- Full Name: John Stewart
- Served: 1795 - 1799
- Bio Information: Born in Baltimore, Md., December 31, 1759. Died probably in Baltimore, Md., in 1822 or 1823. Buried probably in Baltimore, Md. John Stewart was the son of Alexander and Sarah Lane (Lux) Stewart. His father was descended from a branch of the Royal family of Scotland, and was a Captain in the Army of Charles Edward Stuart in 1745. A former merchant, John Stewart was appointed Vendue Master of the city of Richmond in 1784. He was appointed clerk for the Committee on Religion and Claims in 1789, and served as such until he was elected Clerk of the House of Delegates in 1795, John Stewart was editor of The Virginia Federalist, established soon after the session of 1798. He defended himself in his paper from charges of political inconsistency, but Jones of The Examiner retorted, “everybody in Richmond knew that he was the first man in the city to wear a tricolor cockade-the sign of friendship for France.” It was John Stewart’s editorship and particularly his criticism of the General Assembly in passing the Madison resolutions of 1798, strongly anti-federalist, while he was Clerk of the House, that cost him his job. In 1800, the year that the seat of the Federal government was moved to Washington from Philadelphia, John Stewart and William A. Rind moved to Georgetown, where they published The Washington Federalist. Samuel Mordecai said of The Virginia Federalist that it was ably edited and “The talent it displayed induced some party leaders to cause a change in its place of publication to Washington City, where it appeared under the title of The Washington Federalist.” On May 9, 1801, John Stewart sold his interest in The Washington Federalist to William A. Rind and returned to Baltimore.
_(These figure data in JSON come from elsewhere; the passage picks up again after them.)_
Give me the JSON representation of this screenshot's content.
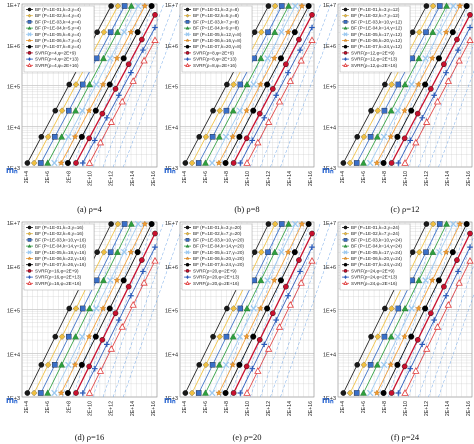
{
  "figure": {
    "top_left_label": "mₙ",
    "ylabels_upper": [
      "1E+7",
      "1E+6",
      "1E+5",
      "1E+4",
      "1E+3"
    ],
    "xticks": [
      "2E+4",
      "2E+6",
      "2E+8",
      "2E+10",
      "2E+12",
      "2E+14",
      "2E+16"
    ]
  },
  "colors": {
    "bf1": "#1a1a1a",
    "bf2": "#f0c040",
    "bf3": "#3a6fc7",
    "bf4": "#2e9e3e",
    "bf5": "#9ac8f0",
    "bf6": "#f29b30",
    "bf7": "#000000",
    "svrf1": "#c8102e",
    "svrf2": "#2858b8",
    "svrf3": "#e04040",
    "grid": "#c8c8c8",
    "dashed": "#6fa6e8"
  },
  "chart_data": [
    {
      "type": "line",
      "caption": "(a)  ρ=4",
      "y_log": true,
      "ylim": [
        1000,
        10000000
      ],
      "legend": [
        "BF (P=1E-01,k=3,γ=4)",
        "BF (P=1E-02,k=4,γ=4)",
        "BF (P=1E-03,k=4,γ=4)",
        "BF (P=1E-04,k=5,γ=4)",
        "BF (P=1E-05,k=6,γ=4)",
        "BF (P=1E-06,k=7,γ=4)",
        "BF (P=1E-07,k=8,γ=4)",
        "SVRF(ρ=4,φ=2E+9)",
        "SVRF(ρ=4,φ=2E+13)",
        "SVRF(ρ=4,φ=2E+16)"
      ]
    },
    {
      "type": "line",
      "caption": "(b)  ρ=8",
      "y_log": true,
      "ylim": [
        1000,
        10000000
      ],
      "legend": [
        "BF (P=1E-01,k=3,γ=8)",
        "BF (P=1E-02,k=5,γ=8)",
        "BF (P=1E-03,k=7,γ=8)",
        "BF (P=1E-04,k=9,γ=8)",
        "BF (P=1E-05,k=12,γ=8)",
        "BF (P=1E-06,k=16,γ=8)",
        "BF (P=1E-07,k=20,γ=8)",
        "SVRF(ρ=8,φ=2E+9)",
        "SVRF(ρ=8,φ=2E+13)",
        "SVRF(ρ=8,φ=2E+16)"
      ]
    },
    {
      "type": "line",
      "caption": "(c)  ρ=12",
      "y_log": true,
      "ylim": [
        1000,
        10000000
      ],
      "legend": [
        "BF (P=1E-01,k=3,γ=12)",
        "BF (P=1E-02,k=7,γ=12)",
        "BF (P=1E-03,k=10,γ=12)",
        "BF (P=1E-04,k=14,γ=12)",
        "BF (P=1E-05,k=17,γ=12)",
        "BF (P=1E-06,k=20,γ=12)",
        "BF (P=1E-07,k=24,γ=12)",
        "SVRF(ρ=12,φ=2E+9)",
        "SVRF(ρ=12,φ=2E+13)",
        "SVRF(ρ=12,φ=2E+16)"
      ]
    },
    {
      "type": "line",
      "caption": "(d)  ρ=16",
      "y_log": true,
      "ylim": [
        1000,
        10000000
      ],
      "legend": [
        "BF (P=1E-01,k=3,γ=16)",
        "BF (P=1E-02,k=6,γ=16)",
        "BF (P=1E-03,k=10,γ=16)",
        "BF (P=1E-04,k=14,γ=16)",
        "BF (P=1E-05,k=18,γ=16)",
        "BF (P=1E-06,k=22,γ=16)",
        "BF (P=1E-07,k=26,γ=16)",
        "SVRF(ρ=16,φ=2E+9)",
        "SVRF(ρ=16,φ=2E+13)",
        "SVRF(ρ=16,φ=2E+16)"
      ]
    },
    {
      "type": "line",
      "caption": "(e)  ρ=20",
      "y_log": true,
      "ylim": [
        1000,
        10000000
      ],
      "legend": [
        "BF (P=1E-01,k=3,γ=20)",
        "BF (P=1E-02,k=7,γ=20)",
        "BF (P=1E-03,k=10,γ=20)",
        "BF (P=1E-04,k=14,γ=20)",
        "BF (P=1E-05,k=17,γ=20)",
        "BF (P=1E-06,k=20,γ=20)",
        "BF (P=1E-07,k=24,γ=20)",
        "SVRF(ρ=20,φ=2E+9)",
        "SVRF(ρ=20,φ=2E+13)",
        "SVRF(ρ=20,φ=2E+16)"
      ]
    },
    {
      "type": "line",
      "caption": "(f)  ρ=24",
      "y_log": true,
      "ylim": [
        1000,
        10000000
      ],
      "legend": [
        "BF (P=1E-01,k=3,γ=24)",
        "BF (P=1E-02,k=7,γ=24)",
        "BF (P=1E-03,k=10,γ=24)",
        "BF (P=1E-04,k=14,γ=24)",
        "BF (P=1E-05,k=17,γ=24)",
        "BF (P=1E-06,k=20,γ=24)",
        "BF (P=1E-07,k=24,γ=24)",
        "SVRF(ρ=24,φ=2E+9)",
        "SVRF(ρ=24,φ=2E+13)",
        "SVRF(ρ=24,φ=2E+16)"
      ]
    }
  ]
}
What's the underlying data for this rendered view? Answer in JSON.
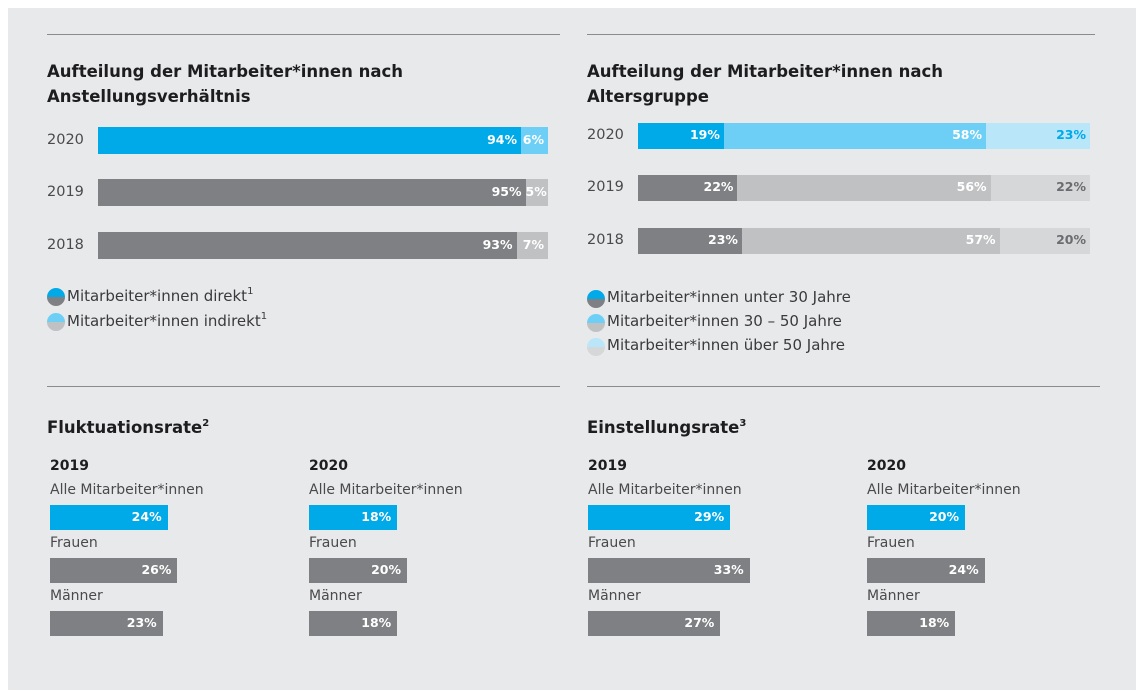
{
  "chart_data": [
    {
      "type": "stacked_bar",
      "title": "Aufteilung der Mitarbeiter*innen nach Anstellungsverhältnis",
      "categories": [
        "2020",
        "2019",
        "2018"
      ],
      "xlim": [
        0,
        100
      ],
      "series": [
        {
          "name": "Mitarbeiter*innen direkt",
          "footnote": "1",
          "colors": [
            "#00a9e8",
            "#7f8083",
            "#7f8083"
          ],
          "values": [
            94,
            95,
            93
          ],
          "value_labels": [
            "94%",
            "95%",
            "93%"
          ]
        },
        {
          "name": "Mitarbeiter*innen indirekt",
          "footnote": "1",
          "colors": [
            "#6dcff6",
            "#c0c1c3",
            "#c0c1c3"
          ],
          "values": [
            6,
            5,
            7
          ],
          "value_labels": [
            "6%",
            "5%",
            "7%"
          ]
        }
      ]
    },
    {
      "type": "stacked_bar",
      "title": "Aufteilung der Mitarbeiter*innen nach Altersgruppe",
      "categories": [
        "2020",
        "2019",
        "2018"
      ],
      "xlim": [
        0,
        100
      ],
      "series": [
        {
          "name": "Mitarbeiter*innen unter 30 Jahre",
          "colors": [
            "#00a9e8",
            "#7f8083",
            "#7f8083"
          ],
          "values": [
            19,
            22,
            23
          ],
          "value_labels": [
            "19%",
            "22%",
            "23%"
          ]
        },
        {
          "name": "Mitarbeiter*innen 30 – 50 Jahre",
          "colors": [
            "#6dcff6",
            "#c0c1c3",
            "#c0c1c3"
          ],
          "values": [
            58,
            56,
            57
          ],
          "value_labels": [
            "58%",
            "56%",
            "57%"
          ]
        },
        {
          "name": "Mitarbeiter*innen über 50 Jahre",
          "colors": [
            "#b9e6f9",
            "#d6d7d9",
            "#d6d7d9"
          ],
          "label_colors": [
            "#00a9e8",
            "#6b6c6f",
            "#6b6c6f"
          ],
          "values": [
            23,
            22,
            20
          ],
          "value_labels": [
            "23%",
            "22%",
            "20%"
          ]
        }
      ]
    },
    {
      "type": "bar",
      "title": "Fluktuationsrate",
      "title_footnote": "2",
      "categories": [
        "Alle Mitarbeiter*innen",
        "Frauen",
        "Männer"
      ],
      "xlim": [
        0,
        100
      ],
      "series": [
        {
          "name": "2019",
          "colors": [
            "#00a9e8",
            "#7f8083",
            "#7f8083"
          ],
          "values": [
            24,
            26,
            23
          ],
          "value_labels": [
            "24%",
            "26%",
            "23%"
          ]
        },
        {
          "name": "2020",
          "colors": [
            "#00a9e8",
            "#7f8083",
            "#7f8083"
          ],
          "values": [
            18,
            20,
            18
          ],
          "value_labels": [
            "18%",
            "20%",
            "18%"
          ]
        }
      ]
    },
    {
      "type": "bar",
      "title": "Einstellungsrate",
      "title_footnote": "3",
      "categories": [
        "Alle Mitarbeiter*innen",
        "Frauen",
        "Männer"
      ],
      "xlim": [
        0,
        100
      ],
      "series": [
        {
          "name": "2019",
          "colors": [
            "#00a9e8",
            "#7f8083",
            "#7f8083"
          ],
          "values": [
            29,
            33,
            27
          ],
          "value_labels": [
            "29%",
            "33%",
            "27%"
          ]
        },
        {
          "name": "2020",
          "colors": [
            "#00a9e8",
            "#7f8083",
            "#7f8083"
          ],
          "values": [
            20,
            24,
            18
          ],
          "value_labels": [
            "20%",
            "24%",
            "18%"
          ]
        }
      ]
    }
  ]
}
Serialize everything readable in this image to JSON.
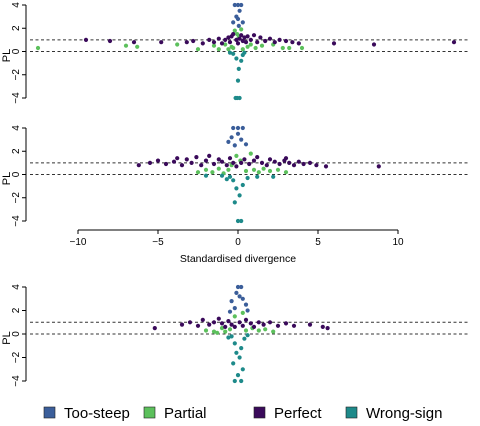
{
  "chart_data": [
    {
      "type": "scatter",
      "ylabel": "PL",
      "xlabel": "",
      "xlim": [
        -13,
        14.5
      ],
      "ylim": [
        -4,
        4
      ],
      "yticks": [
        -4,
        -2,
        0,
        2,
        4
      ],
      "reference_lines_y": [
        0,
        1
      ],
      "series": [
        {
          "name": "Too-steep",
          "color": "#3b5e9a",
          "points": [
            [
              0.0,
              4.0
            ],
            [
              -0.2,
              4.0
            ],
            [
              0.2,
              4.0
            ],
            [
              0.1,
              3.5
            ],
            [
              -0.1,
              3.0
            ],
            [
              0.0,
              2.8
            ],
            [
              0.3,
              2.5
            ],
            [
              -0.3,
              2.5
            ],
            [
              0.05,
              2.2
            ]
          ]
        },
        {
          "name": "Partial",
          "color": "#5cc05c",
          "points": [
            [
              -12.5,
              0.3
            ],
            [
              -7,
              0.5
            ],
            [
              -6.3,
              0.4
            ],
            [
              -3.8,
              0.6
            ],
            [
              -2.5,
              0.2
            ],
            [
              -1.5,
              0.5
            ],
            [
              -1.2,
              0.2
            ],
            [
              -0.8,
              0.6
            ],
            [
              -0.6,
              0.2
            ],
            [
              -0.4,
              0.4
            ],
            [
              -0.2,
              1.8
            ],
            [
              0.2,
              1.9
            ],
            [
              -0.3,
              0.3
            ],
            [
              0.3,
              0.2
            ],
            [
              0.6,
              0.4
            ],
            [
              0.8,
              0.6
            ],
            [
              1.1,
              0.3
            ],
            [
              1.5,
              0.5
            ],
            [
              2.2,
              0.6
            ],
            [
              2.8,
              0.3
            ],
            [
              3.2,
              0.3
            ],
            [
              4.0,
              0.3
            ],
            [
              -0.05,
              1.5
            ],
            [
              0.05,
              1.2
            ]
          ]
        },
        {
          "name": "Perfect",
          "color": "#3a0a5a",
          "points": [
            [
              -8,
              0.9
            ],
            [
              -6.5,
              0.8
            ],
            [
              -4.8,
              0.8
            ],
            [
              -3.2,
              0.8
            ],
            [
              -2.8,
              0.9
            ],
            [
              -2.2,
              0.7
            ],
            [
              -1.8,
              1.0
            ],
            [
              -1.5,
              0.8
            ],
            [
              -1.2,
              1.1
            ],
            [
              -1.0,
              0.7
            ],
            [
              -0.8,
              1.0
            ],
            [
              -0.6,
              1.2
            ],
            [
              -0.5,
              0.8
            ],
            [
              -0.4,
              1.3
            ],
            [
              -0.3,
              1.5
            ],
            [
              -0.1,
              1.0
            ],
            [
              0.0,
              0.7
            ],
            [
              0.1,
              1.1
            ],
            [
              0.2,
              1.4
            ],
            [
              0.3,
              0.9
            ],
            [
              0.4,
              1.2
            ],
            [
              0.5,
              0.8
            ],
            [
              0.6,
              1.3
            ],
            [
              0.8,
              1.0
            ],
            [
              1.0,
              1.4
            ],
            [
              1.2,
              0.8
            ],
            [
              1.4,
              1.2
            ],
            [
              1.7,
              0.9
            ],
            [
              2.0,
              1.1
            ],
            [
              2.3,
              0.8
            ],
            [
              2.6,
              1.0
            ],
            [
              3.0,
              0.9
            ],
            [
              3.4,
              0.8
            ],
            [
              3.8,
              0.7
            ],
            [
              6.0,
              0.7
            ],
            [
              8.5,
              0.6
            ],
            [
              13.5,
              0.8
            ],
            [
              -9.5,
              1.0
            ]
          ]
        },
        {
          "name": "Wrong-sign",
          "color": "#1e8a8a",
          "points": [
            [
              -0.3,
              -0.2
            ],
            [
              0.3,
              -0.3
            ],
            [
              -0.1,
              -0.6
            ],
            [
              0.2,
              -0.8
            ],
            [
              0.05,
              -1.5
            ],
            [
              0.0,
              -2.5
            ],
            [
              -0.05,
              -4.0
            ],
            [
              0.1,
              -4.0
            ],
            [
              -0.15,
              -4.0
            ],
            [
              0.4,
              -0.1
            ],
            [
              -0.5,
              -0.1
            ]
          ]
        }
      ]
    },
    {
      "type": "scatter",
      "ylabel": "PL",
      "xlabel": "Standardised divergence",
      "xlim": [
        -13,
        14.5
      ],
      "ylim": [
        -4,
        4
      ],
      "xticks": [
        -10,
        -5,
        0,
        5,
        10
      ],
      "yticks": [
        -4,
        -2,
        0,
        2,
        4
      ],
      "reference_lines_y": [
        0,
        1
      ],
      "series": [
        {
          "name": "Too-steep",
          "color": "#3b5e9a",
          "points": [
            [
              -0.3,
              4.0
            ],
            [
              0.0,
              4.0
            ],
            [
              0.3,
              4.0
            ],
            [
              -0.4,
              3.2
            ],
            [
              0.2,
              3.0
            ],
            [
              -0.6,
              2.8
            ],
            [
              0.5,
              2.6
            ],
            [
              -0.2,
              2.5
            ],
            [
              0.0,
              3.5
            ]
          ]
        },
        {
          "name": "Partial",
          "color": "#5cc05c",
          "points": [
            [
              -2.5,
              0.2
            ],
            [
              -2.0,
              0.4
            ],
            [
              -1.6,
              0.2
            ],
            [
              -1.2,
              0.5
            ],
            [
              -0.9,
              0.1
            ],
            [
              -0.6,
              0.4
            ],
            [
              -0.4,
              0.8
            ],
            [
              0.5,
              0.3
            ],
            [
              0.8,
              1.8
            ],
            [
              1.0,
              0.4
            ],
            [
              1.3,
              0.2
            ],
            [
              1.6,
              0.5
            ],
            [
              2.0,
              0.3
            ],
            [
              2.5,
              0.4
            ],
            [
              3.0,
              0.2
            ],
            [
              -0.1,
              1.6
            ],
            [
              0.15,
              1.2
            ]
          ]
        },
        {
          "name": "Perfect",
          "color": "#3a0a5a",
          "points": [
            [
              -6.2,
              0.8
            ],
            [
              -5.5,
              1.0
            ],
            [
              -5.0,
              1.2
            ],
            [
              -4.5,
              0.9
            ],
            [
              -4.0,
              1.1
            ],
            [
              -3.5,
              0.8
            ],
            [
              -3.2,
              1.3
            ],
            [
              -2.9,
              1.0
            ],
            [
              -2.6,
              1.5
            ],
            [
              -2.3,
              0.8
            ],
            [
              -2.0,
              1.2
            ],
            [
              -1.8,
              1.6
            ],
            [
              -1.5,
              0.9
            ],
            [
              -1.2,
              1.3
            ],
            [
              -1.0,
              1.1
            ],
            [
              -0.7,
              0.8
            ],
            [
              -0.5,
              1.4
            ],
            [
              -0.3,
              1.0
            ],
            [
              -0.1,
              0.7
            ],
            [
              0.2,
              1.0
            ],
            [
              0.4,
              1.3
            ],
            [
              0.7,
              0.9
            ],
            [
              1.0,
              1.2
            ],
            [
              1.2,
              1.5
            ],
            [
              1.5,
              1.0
            ],
            [
              1.8,
              0.8
            ],
            [
              2.0,
              1.3
            ],
            [
              2.3,
              1.1
            ],
            [
              2.6,
              0.9
            ],
            [
              2.9,
              1.2
            ],
            [
              3.2,
              1.0
            ],
            [
              3.5,
              0.8
            ],
            [
              3.8,
              1.1
            ],
            [
              4.1,
              0.9
            ],
            [
              4.5,
              1.0
            ],
            [
              4.9,
              0.8
            ],
            [
              5.5,
              0.7
            ],
            [
              8.8,
              0.7
            ],
            [
              -3.8,
              1.4
            ],
            [
              3.0,
              1.4
            ]
          ]
        },
        {
          "name": "Wrong-sign",
          "color": "#1e8a8a",
          "points": [
            [
              -0.5,
              -0.2
            ],
            [
              0.6,
              -0.3
            ],
            [
              -0.3,
              -0.5
            ],
            [
              0.3,
              -0.9
            ],
            [
              -0.1,
              -1.2
            ],
            [
              0.1,
              -1.8
            ],
            [
              -0.2,
              -2.4
            ],
            [
              0.0,
              -4.0
            ],
            [
              0.2,
              -4.0
            ],
            [
              1.2,
              -0.2
            ],
            [
              -1.0,
              -0.1
            ],
            [
              -2.0,
              -0.1
            ],
            [
              2.2,
              -0.2
            ],
            [
              -0.7,
              -0.4
            ]
          ]
        }
      ]
    },
    {
      "type": "scatter",
      "ylabel": "PL",
      "xlabel": "",
      "xlim": [
        -13,
        14.5
      ],
      "ylim": [
        -4,
        4
      ],
      "yticks": [
        -4,
        -2,
        0,
        2,
        4
      ],
      "reference_lines_y": [
        0,
        1
      ],
      "series": [
        {
          "name": "Too-steep",
          "color": "#3b5e9a",
          "points": [
            [
              0.0,
              4.0
            ],
            [
              0.2,
              4.0
            ],
            [
              -0.1,
              3.5
            ],
            [
              0.3,
              3.0
            ],
            [
              -0.4,
              2.8
            ],
            [
              0.5,
              2.5
            ],
            [
              -0.2,
              2.2
            ],
            [
              0.6,
              2.0
            ],
            [
              -0.5,
              1.9
            ],
            [
              0.1,
              3.2
            ]
          ]
        },
        {
          "name": "Partial",
          "color": "#5cc05c",
          "points": [
            [
              -2.0,
              0.3
            ],
            [
              -1.5,
              0.2
            ],
            [
              -1.0,
              0.5
            ],
            [
              -0.8,
              0.2
            ],
            [
              -0.5,
              0.4
            ],
            [
              -0.2,
              1.5
            ],
            [
              0.3,
              1.8
            ],
            [
              0.5,
              0.3
            ],
            [
              0.9,
              0.5
            ],
            [
              1.3,
              0.3
            ],
            [
              1.7,
              0.4
            ],
            [
              2.2,
              0.2
            ],
            [
              -1.3,
              0.1
            ]
          ]
        },
        {
          "name": "Perfect",
          "color": "#3a0a5a",
          "points": [
            [
              -5.2,
              0.5
            ],
            [
              -3.5,
              0.8
            ],
            [
              -3.0,
              1.0
            ],
            [
              -2.5,
              0.7
            ],
            [
              -2.2,
              1.2
            ],
            [
              -1.8,
              0.8
            ],
            [
              -1.5,
              1.0
            ],
            [
              -1.2,
              1.3
            ],
            [
              -1.0,
              0.9
            ],
            [
              -0.8,
              0.6
            ],
            [
              -0.6,
              1.1
            ],
            [
              -0.4,
              0.8
            ],
            [
              -0.2,
              0.6
            ],
            [
              0.1,
              1.0
            ],
            [
              0.3,
              0.7
            ],
            [
              0.5,
              1.2
            ],
            [
              0.8,
              0.9
            ],
            [
              1.0,
              0.6
            ],
            [
              1.3,
              1.0
            ],
            [
              1.6,
              0.8
            ],
            [
              2.0,
              1.0
            ],
            [
              2.5,
              0.7
            ],
            [
              3.0,
              0.9
            ],
            [
              3.5,
              0.7
            ],
            [
              4.5,
              0.8
            ],
            [
              5.3,
              0.6
            ],
            [
              5.6,
              0.5
            ]
          ]
        },
        {
          "name": "Wrong-sign",
          "color": "#1e8a8a",
          "points": [
            [
              -0.4,
              -0.2
            ],
            [
              0.4,
              -0.4
            ],
            [
              -0.2,
              -0.8
            ],
            [
              0.2,
              -1.2
            ],
            [
              -0.1,
              -1.6
            ],
            [
              0.1,
              -2.0
            ],
            [
              -0.3,
              -2.5
            ],
            [
              0.3,
              -3.0
            ],
            [
              0.0,
              -3.5
            ],
            [
              -0.2,
              -4.0
            ],
            [
              0.2,
              -4.0
            ],
            [
              0.6,
              -0.1
            ],
            [
              -0.6,
              -0.3
            ]
          ]
        }
      ]
    }
  ],
  "legend": [
    {
      "label": "Too-steep",
      "color": "#3b5e9a"
    },
    {
      "label": "Partial",
      "color": "#5cc05c"
    },
    {
      "label": "Perfect",
      "color": "#3a0a5a"
    },
    {
      "label": "Wrong-sign",
      "color": "#1e8a8a"
    }
  ]
}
In 1813, at the age of fifty- four, he was issuing blank receipts for payrolls, blank payrolls, and blank muster rolls. The records of the Register of Wills for Baltimore City, Maryland, show the estate of John Stewart on March 8, 1823, with the notation “No Personal Estate.” He married Catharine Hare in 1784. There is no known portrait of him. While he was Clerk of the House, the Speaker was JOHN WISE.